Semaglutide to Potentially Boost Ajanta Pharma's Growth Trajectory
Ajanta's share valuation seems justifiable considering its improving business composition and strong cash flow as it evolves into a more transparent healthcare player.
Ajanta Pharma Ltd. recently announced an in-licensing deal with Biocon to market semaglutide in 26 emerging markets, spanning Africa, West Asia, and Central Asia. The patent for this weight-loss medication is set to expire in most of these regions by March, with commercialization anticipated following regulatory approvals in late 2026 or early 2027. The impact on immediate earnings may be negligible, yet Ajanta's medium-term growth could be substantially influenced.
Notably, Ajanta is entering familiar territory. A strong branded generics presence is already established in over 30 countries, supported by a network of over 2,000 medical representatives. This significantly mitigates execution risks.
PL Capital anticipates that semaglutide could generate approximately ₹200 crore in additional sales for Ajanta, yielding healthy margins in FY28. The brokerage firm projects Ajanta's consolidated revenue for FY28 to reach ₹6,966 crore. Biocon will oversee manufacturing, while Ajanta will leverage its existing sales force and infrastructure across emerging markets.

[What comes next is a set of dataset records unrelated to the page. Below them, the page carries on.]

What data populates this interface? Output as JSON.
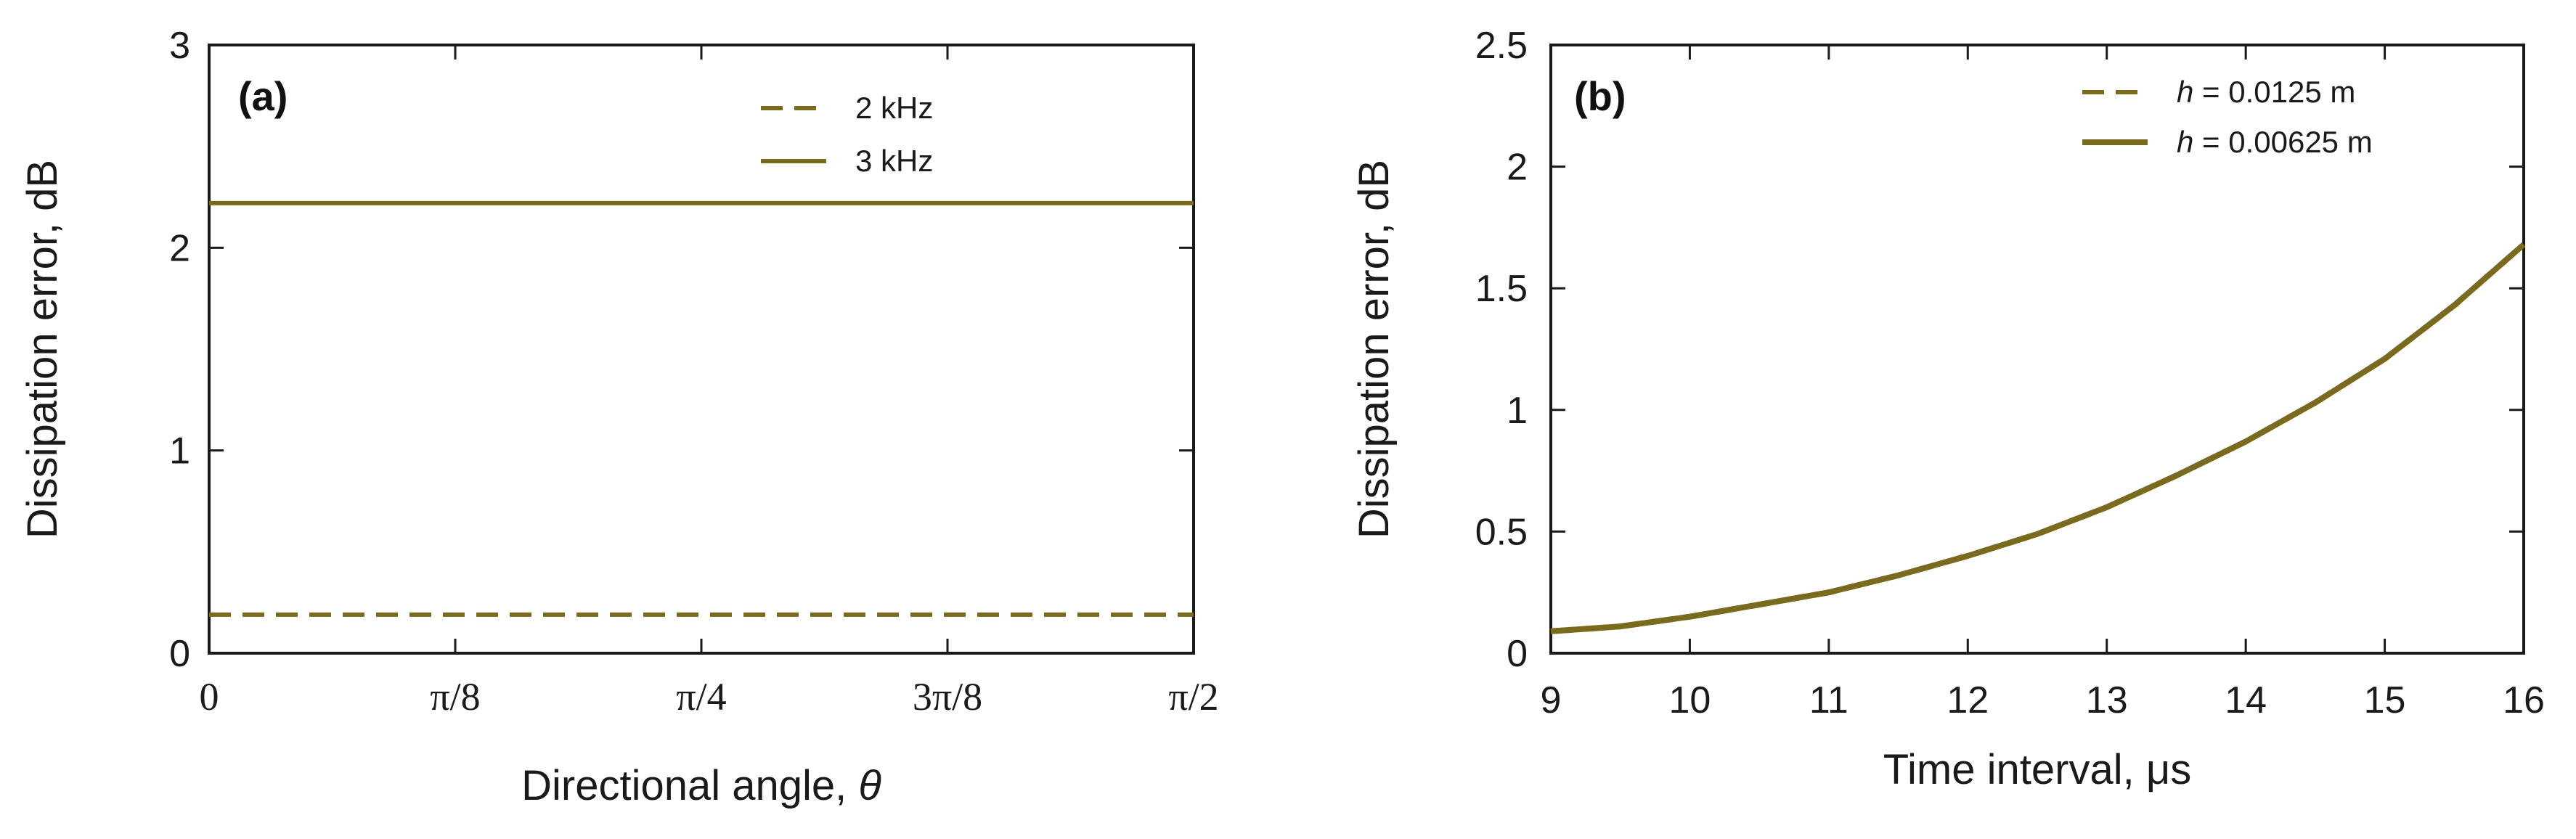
{
  "colors": {
    "series": "#7a6a1e",
    "axis": "#1a1a1a"
  },
  "chart_data": [
    {
      "panel": "(a)",
      "type": "line",
      "xlabel_text": "Directional angle, ",
      "xlabel_symbol": "θ",
      "ylabel": "Dissipation error, dB",
      "xlim": [
        0,
        1.5708
      ],
      "ylim": [
        0,
        3
      ],
      "xticks": [
        0,
        0.3927,
        0.7854,
        1.1781,
        1.5708
      ],
      "xtick_labels": [
        "0",
        "π/8",
        "π/4",
        "3π/8",
        "π/2"
      ],
      "yticks": [
        0,
        1,
        2,
        3
      ],
      "ytick_labels": [
        "0",
        "1",
        "2",
        "3"
      ],
      "legend_position": "top-right",
      "series": [
        {
          "name": "2 kHz",
          "style": "dashed",
          "x": [
            0,
            1.5708
          ],
          "y": [
            0.19,
            0.19
          ]
        },
        {
          "name": "3 kHz",
          "style": "solid",
          "x": [
            0,
            1.5708
          ],
          "y": [
            2.22,
            2.22
          ]
        }
      ]
    },
    {
      "panel": "(b)",
      "type": "line",
      "xlabel": "Time interval, μs",
      "ylabel": "Dissipation error, dB",
      "xlim": [
        9,
        16
      ],
      "ylim": [
        0,
        2.5
      ],
      "xticks": [
        9,
        10,
        11,
        12,
        13,
        14,
        15,
        16
      ],
      "xtick_labels": [
        "9",
        "10",
        "11",
        "12",
        "13",
        "14",
        "15",
        "16"
      ],
      "yticks": [
        0,
        0.5,
        1,
        1.5,
        2,
        2.5
      ],
      "ytick_labels": [
        "0",
        "0.5",
        "1",
        "1.5",
        "2",
        "2.5"
      ],
      "legend_position": "top-right",
      "series": [
        {
          "name_symbol": "h",
          "name_rest": " = 0.0125 m",
          "style": "dashed",
          "x": [
            9,
            9.5,
            10,
            10.5,
            11,
            11.5,
            12,
            12.5,
            13,
            13.5,
            14,
            14.5,
            15,
            15.5,
            16
          ],
          "y": [
            0.09,
            0.11,
            0.15,
            0.2,
            0.25,
            0.32,
            0.4,
            0.49,
            0.6,
            0.73,
            0.87,
            1.03,
            1.21,
            1.43,
            1.68
          ]
        },
        {
          "name_symbol": "h",
          "name_rest": " = 0.00625 m",
          "style": "solid",
          "x": [
            9,
            9.5,
            10,
            10.5,
            11,
            11.5,
            12,
            12.5,
            13,
            13.5,
            14,
            14.5,
            15,
            15.5,
            16
          ],
          "y": [
            0.09,
            0.11,
            0.15,
            0.2,
            0.25,
            0.32,
            0.4,
            0.49,
            0.6,
            0.73,
            0.87,
            1.03,
            1.21,
            1.43,
            1.68
          ]
        }
      ]
    }
  ]
}
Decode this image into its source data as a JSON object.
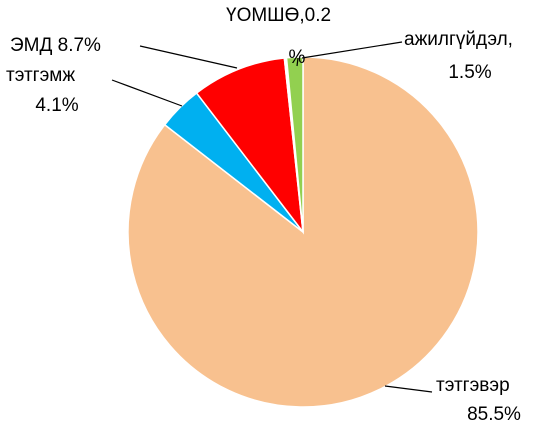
{
  "chart_data": {
    "type": "pie",
    "values": [
      85.5,
      4.1,
      8.7,
      0.2,
      1.5
    ],
    "value_labels": [
      [
        "тэтгэвэр",
        "85.5%"
      ],
      [
        "тэтгэмж",
        "4.1%"
      ],
      [
        "ЭМД 8.7%"
      ],
      [
        "ҮОМШӨ,0.2",
        "%"
      ],
      [
        "ажилгүйдэл,",
        "1.5%"
      ]
    ],
    "colors": [
      "#f8c18f",
      "#00b0f0",
      "#ff0000",
      "#ffffff",
      "#92d050"
    ]
  }
}
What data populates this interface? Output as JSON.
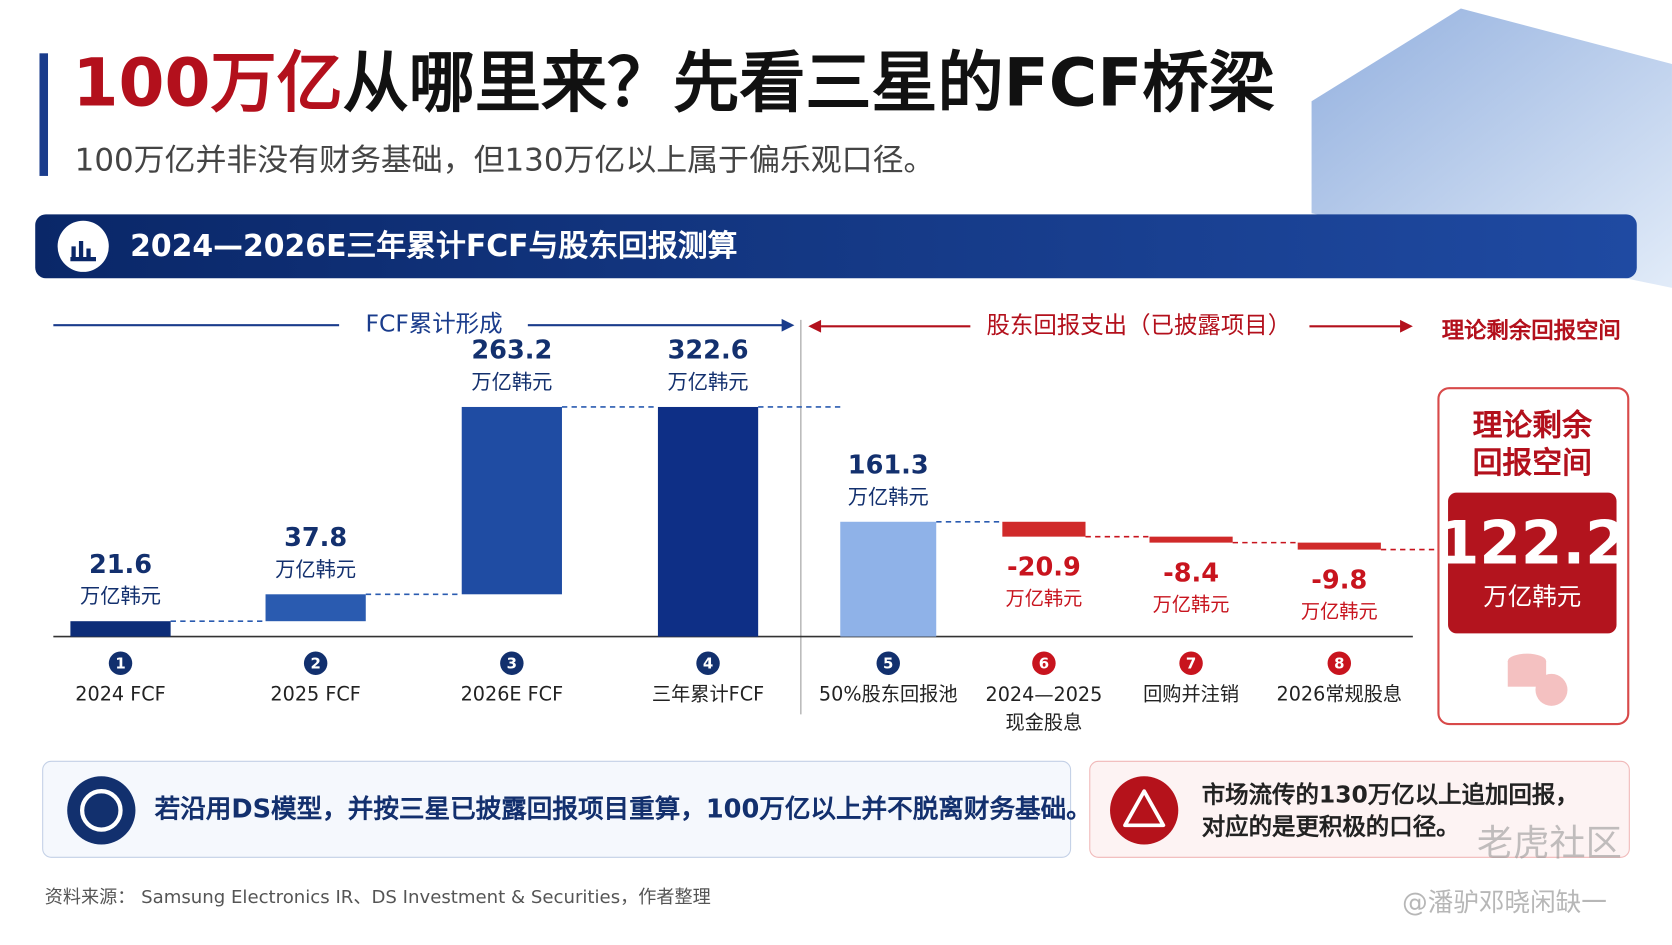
{
  "header": {
    "title_highlight": "100万亿",
    "title_rest": "从哪里来？先看三星的FCF桥梁",
    "subtitle": "100万亿并非没有财务基础，但130万亿以上属于偏乐观口径。"
  },
  "section_title": "2024—2026E三年累计FCF与股东回报测算",
  "chart_data": {
    "type": "waterfall",
    "phase_labels": [
      "FCF累计形成",
      "股东回报支出（已披露项目）",
      "理论剩余回报空间"
    ],
    "categories": [
      "2024 FCF",
      "2025 FCF",
      "2026E FCF",
      "三年累计FCF",
      "50%股东回报池",
      "2024—2025\n现金股息",
      "回购并注销",
      "2026常规股息"
    ],
    "step_numbers": [
      "1",
      "2",
      "3",
      "4",
      "5",
      "6",
      "7",
      "8"
    ],
    "values": [
      21.6,
      37.8,
      263.2,
      322.6,
      161.3,
      -20.9,
      -8.4,
      -9.8
    ],
    "kinds": [
      "increase",
      "increase",
      "increase",
      "total",
      "total",
      "decrease",
      "decrease",
      "decrease"
    ],
    "colors": [
      "#0d2d78",
      "#2a5bb0",
      "#1f4ca3",
      "#0e2f86",
      "#8fb2e8",
      "#d02a2a",
      "#d02a2a",
      "#d02a2a"
    ],
    "unit": "万亿韩元",
    "ylim": [
      0,
      400
    ],
    "result": {
      "title": "理论剩余\n回报空间",
      "value": 122.2
    }
  },
  "notes": {
    "left": "若沿用DS模型，并按三星已披露回报项目重算，100万亿以上并不脱离财务基础。",
    "right": "市场流传的130万亿以上追加回报，\n对应的是更积极的口径。"
  },
  "source": "资料来源：  Samsung Electronics IR、DS Investment & Securities，作者整理",
  "watermark": {
    "brand": "老虎社区",
    "author": "@潘驴邓晓闲缺一"
  }
}
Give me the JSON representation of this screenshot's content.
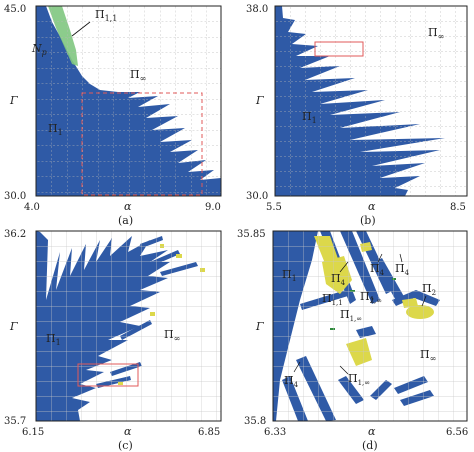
{
  "panels": [
    {
      "id": "a",
      "caption": "(a)",
      "ylabel": "Γ",
      "xlabel": "α",
      "y_top": "45.0",
      "y_bottom": "30.0",
      "x_left": "4.0",
      "x_right": "9.0",
      "labels": {
        "p11": "Π",
        "p11_sub": "1,1",
        "np": "N",
        "np_sub": "p",
        "pinf": "Π",
        "pinf_sub": "∞",
        "p1": "Π",
        "p1_sub": "1"
      }
    },
    {
      "id": "b",
      "caption": "(b)",
      "ylabel": "Γ",
      "xlabel": "α",
      "y_top": "38.0",
      "y_bottom": "30.0",
      "x_left": "5.5",
      "x_right": "8.5",
      "labels": {
        "pinf": "Π",
        "pinf_sub": "∞",
        "p1": "Π",
        "p1_sub": "1"
      }
    },
    {
      "id": "c",
      "caption": "(c)",
      "ylabel": "Γ",
      "xlabel": "α",
      "y_top": "36.2",
      "y_bottom": "35.7",
      "x_left": "6.15",
      "x_right": "6.85",
      "labels": {
        "p1": "Π",
        "p1_sub": "1",
        "pinf": "Π",
        "pinf_sub": "∞"
      }
    },
    {
      "id": "d",
      "caption": "(d)",
      "ylabel": "Γ",
      "xlabel": "α",
      "y_top": "35.85",
      "y_bottom": "35.8",
      "x_left": "6.33",
      "x_right": "6.56",
      "labels": {
        "p1": "Π",
        "p1_sub": "1",
        "p4a": "Π",
        "p4a_sub": "4",
        "p4b": "Π",
        "p4b_sub": "4",
        "p4c": "Π",
        "p4c_sub": "4",
        "p11": "Π",
        "p11_sub": "1,1",
        "p2inf": "Π",
        "p2inf_sub": "2,∞",
        "p2": "Π",
        "p2_sub": "2",
        "p1inf_a": "Π",
        "p1inf_a_sub": "1,∞",
        "p1inf_b": "Π",
        "p1inf_b_sub": "1,∞",
        "pinf": "Π",
        "pinf_sub": "∞"
      }
    }
  ],
  "colors": {
    "blue": "#2f5aa6",
    "yellow": "#dcd84a",
    "green": "#7fc77f",
    "grid": "#b8b8b8",
    "box": "#e05a5a"
  }
}
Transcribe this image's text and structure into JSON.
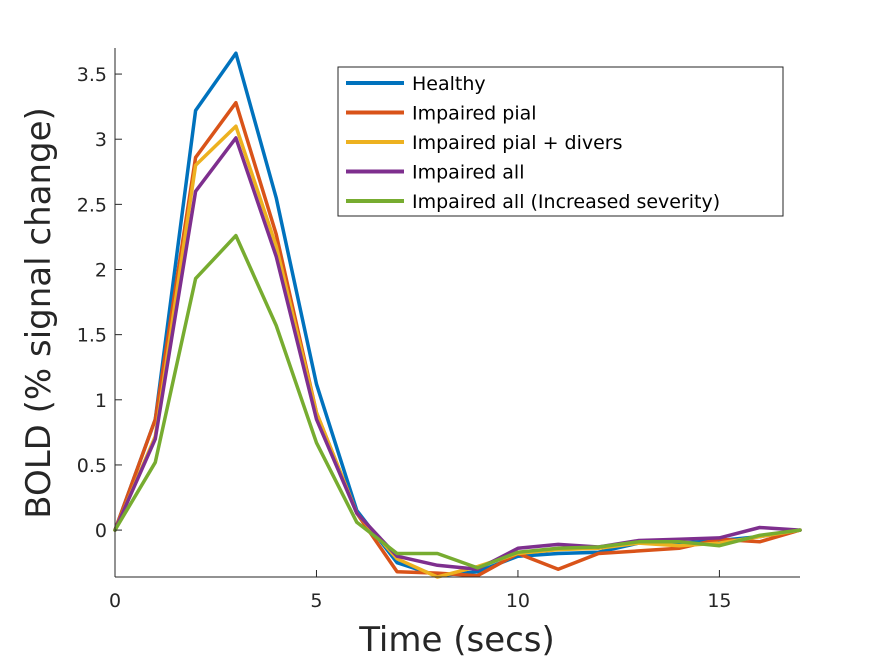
{
  "chart_data": {
    "type": "line",
    "title": "",
    "xlabel": "Time (secs)",
    "ylabel": "BOLD (% signal change)",
    "xlim": [
      0,
      17
    ],
    "ylim": [
      -0.36,
      3.7
    ],
    "xticks": [
      0,
      5,
      10,
      15
    ],
    "xtick_labels": [
      "0",
      "5",
      "10",
      "15"
    ],
    "yticks": [
      0,
      0.5,
      1,
      1.5,
      2,
      2.5,
      3,
      3.5
    ],
    "ytick_labels": [
      "0",
      "0.5",
      "1",
      "1.5",
      "2",
      "2.5",
      "3",
      "3.5"
    ],
    "grid": false,
    "legend_position": "top-right",
    "x": [
      0,
      1,
      2,
      3,
      4,
      5,
      6,
      7,
      8,
      9,
      10,
      11,
      12,
      13,
      14,
      15,
      16,
      17
    ],
    "series": [
      {
        "name": "Healthy",
        "color": "#0072BD",
        "values": [
          0,
          0.85,
          3.22,
          3.66,
          2.55,
          1.12,
          0.15,
          -0.25,
          -0.35,
          -0.32,
          -0.2,
          -0.18,
          -0.17,
          -0.1,
          -0.1,
          -0.08,
          -0.05,
          0
        ]
      },
      {
        "name": "Impaired pial",
        "color": "#D95319",
        "values": [
          0,
          0.85,
          2.86,
          3.28,
          2.27,
          0.9,
          0.13,
          -0.32,
          -0.33,
          -0.35,
          -0.18,
          -0.3,
          -0.18,
          -0.16,
          -0.14,
          -0.07,
          -0.09,
          0
        ]
      },
      {
        "name": "Impaired pial + divers",
        "color": "#EDB120",
        "values": [
          0,
          0.72,
          2.8,
          3.1,
          2.18,
          0.9,
          0.13,
          -0.22,
          -0.36,
          -0.28,
          -0.18,
          -0.15,
          -0.14,
          -0.1,
          -0.12,
          -0.1,
          -0.05,
          0
        ]
      },
      {
        "name": "Impaired all",
        "color": "#7E2F8E",
        "values": [
          0,
          0.7,
          2.6,
          3.01,
          2.1,
          0.85,
          0.13,
          -0.2,
          -0.27,
          -0.3,
          -0.14,
          -0.11,
          -0.13,
          -0.08,
          -0.07,
          -0.06,
          0.02,
          0
        ]
      },
      {
        "name": "Impaired all (Increased severity)",
        "color": "#77AC30",
        "values": [
          0,
          0.52,
          1.93,
          2.26,
          1.57,
          0.67,
          0.06,
          -0.18,
          -0.18,
          -0.29,
          -0.17,
          -0.14,
          -0.13,
          -0.09,
          -0.09,
          -0.12,
          -0.04,
          0
        ]
      }
    ]
  }
}
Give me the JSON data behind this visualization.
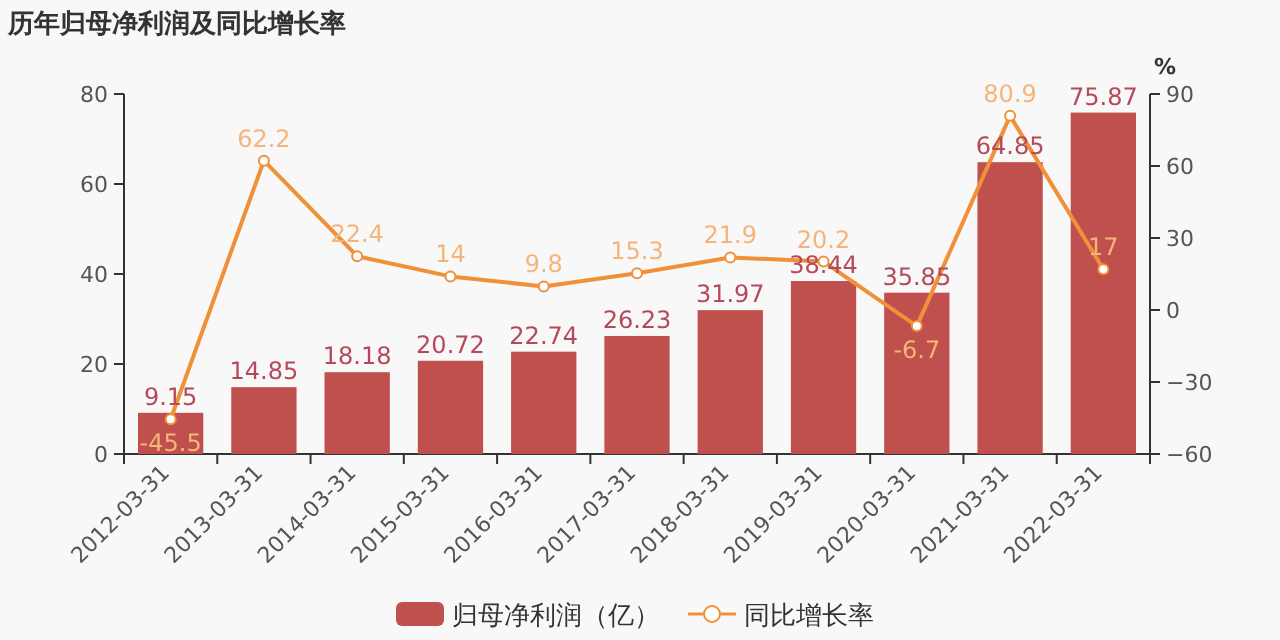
{
  "chart_data": {
    "type": "bar",
    "title": "历年归母净利润及同比增长率",
    "categories": [
      "2012-03-31",
      "2013-03-31",
      "2014-03-31",
      "2015-03-31",
      "2016-03-31",
      "2017-03-31",
      "2018-03-31",
      "2019-03-31",
      "2020-03-31",
      "2021-03-31",
      "2022-03-31"
    ],
    "series": [
      {
        "name": "归母净利润（亿）",
        "color": "#c0504d",
        "values": [
          9.15,
          14.85,
          18.18,
          20.72,
          22.74,
          26.23,
          31.97,
          38.44,
          35.85,
          64.85,
          75.87
        ]
      },
      {
        "name": "同比增长率",
        "type": "line",
        "axis": "y2",
        "color": "#f0913a",
        "marker": "circle",
        "values": [
          -45.5,
          62.2,
          22.4,
          14,
          9.8,
          15.3,
          21.9,
          20.2,
          -6.7,
          80.9,
          17
        ]
      }
    ],
    "ylim": [
      0,
      80
    ],
    "yticks": [
      0,
      20,
      40,
      60,
      80
    ],
    "y2lim": [
      -60,
      90
    ],
    "y2ticks": [
      -60,
      -30,
      0,
      30,
      60,
      90
    ],
    "y2label": "%",
    "data_labels": true,
    "legend": "bottom",
    "grid": false
  }
}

This strategy minimizes incremental costs and helps the company maintain strong return ratios, instead of diluting them through substantial capital investments.
GLP-1 therapies, such as semaglutide, are relevant to both diabetes and obesity, both of which are large and expanding markets globally. Such therapies typically involve long-term treatments, which enhances earnings predictability and sustainability. Health tracking apps like Shotlee can help monitor the effectiveness of such treatments.
Improved Business Composition
In recent years, Ajanta has strategically reduced its exposure to the African institutional (anti-malarial) business. This tender-driven segment has structurally lower margins compared to branded generics, and has decreased to 3% of total revenue, down from 9.3% in FY21.
The branded generics segment, which has the highest margins, now represents 74% of total revenue, a rise from 68% in FY21. This increase is fueled by strong performance in India, Asia, and Africa.